De l’Homme/Section 3/Chapitre 1

SECTION III
Œuvres complètes d’Helvétius, De l’HommeP. Didottome 8 (p. 187-189).
Chap. II.  ►


SECTION III.

Des causes générales de l’inégalité des esprits.




CHAPITRE I.

Quelles sont ces causes.

Elles se réduisent à deux.

L’une est l’enchaînement différent des évènements, des circonstances et des positions où se trouvent les divers hommes. (Enchaînement auquel je donne le nom de hasard.)

L’autre est le desir plus ou moins vif qu’ils ont de s’instruire.

Le hasard n’est pas précisément aussi favorable à tous ; et cependant il a plus de part qu’on n’imagine aux découvertes dont on fait honneur au génie. Pour connoître toute l’influence du hasard, qu’on consulte l’expérience ; elle nous apprendra que dans les arts c’est à lui que nous devons presque toutes nos découvertes.

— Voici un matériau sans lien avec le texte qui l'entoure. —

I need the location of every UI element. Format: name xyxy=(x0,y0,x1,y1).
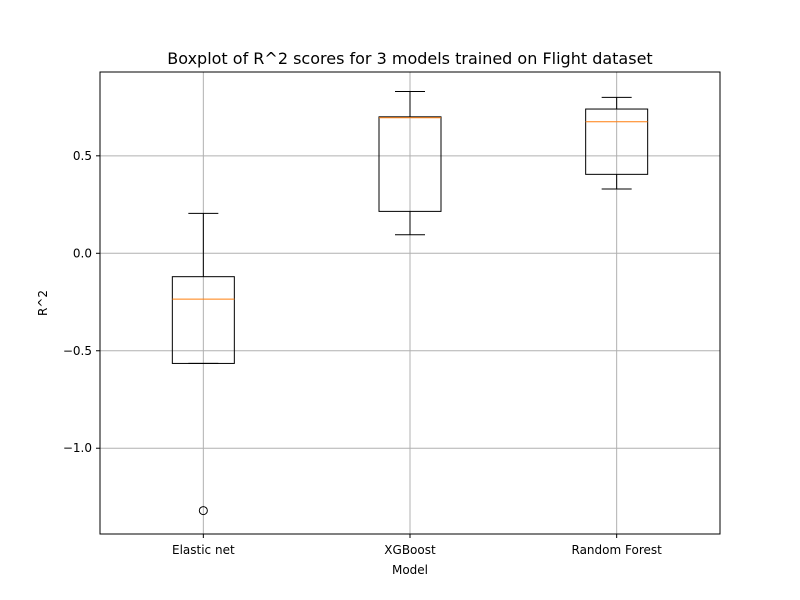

En chymie, c’est au travail du grand œuvre que les adeptes doivent la plupart de leurs secrets. Ces secrets n’étoient pas l’objet de leur recherche ; ils ne sont donc pas le produit du génie. Qu’on applique aux différents genre de sciences ce que je dis de la chymie, on verra qu’en chacune d’elles le hasard a tout découvert : notre mémoire est le creuset des souffleurs. C’est du mélange de certaines matieres jetées sans dessin dans un creuset que résultent quelquefois les effets les plus inattendus et les plus étonnants ; et c’est pareillement du mélange de certains faits placés sans dessein dans notre souvenir que résultent nos idées les plus neuves et les plus sublimes. Toutes les sciences sont également soumises à l’empire du hasard ; son influence est la même sur toutes, mais ne se manifeste point d’une maniere aussi frappante.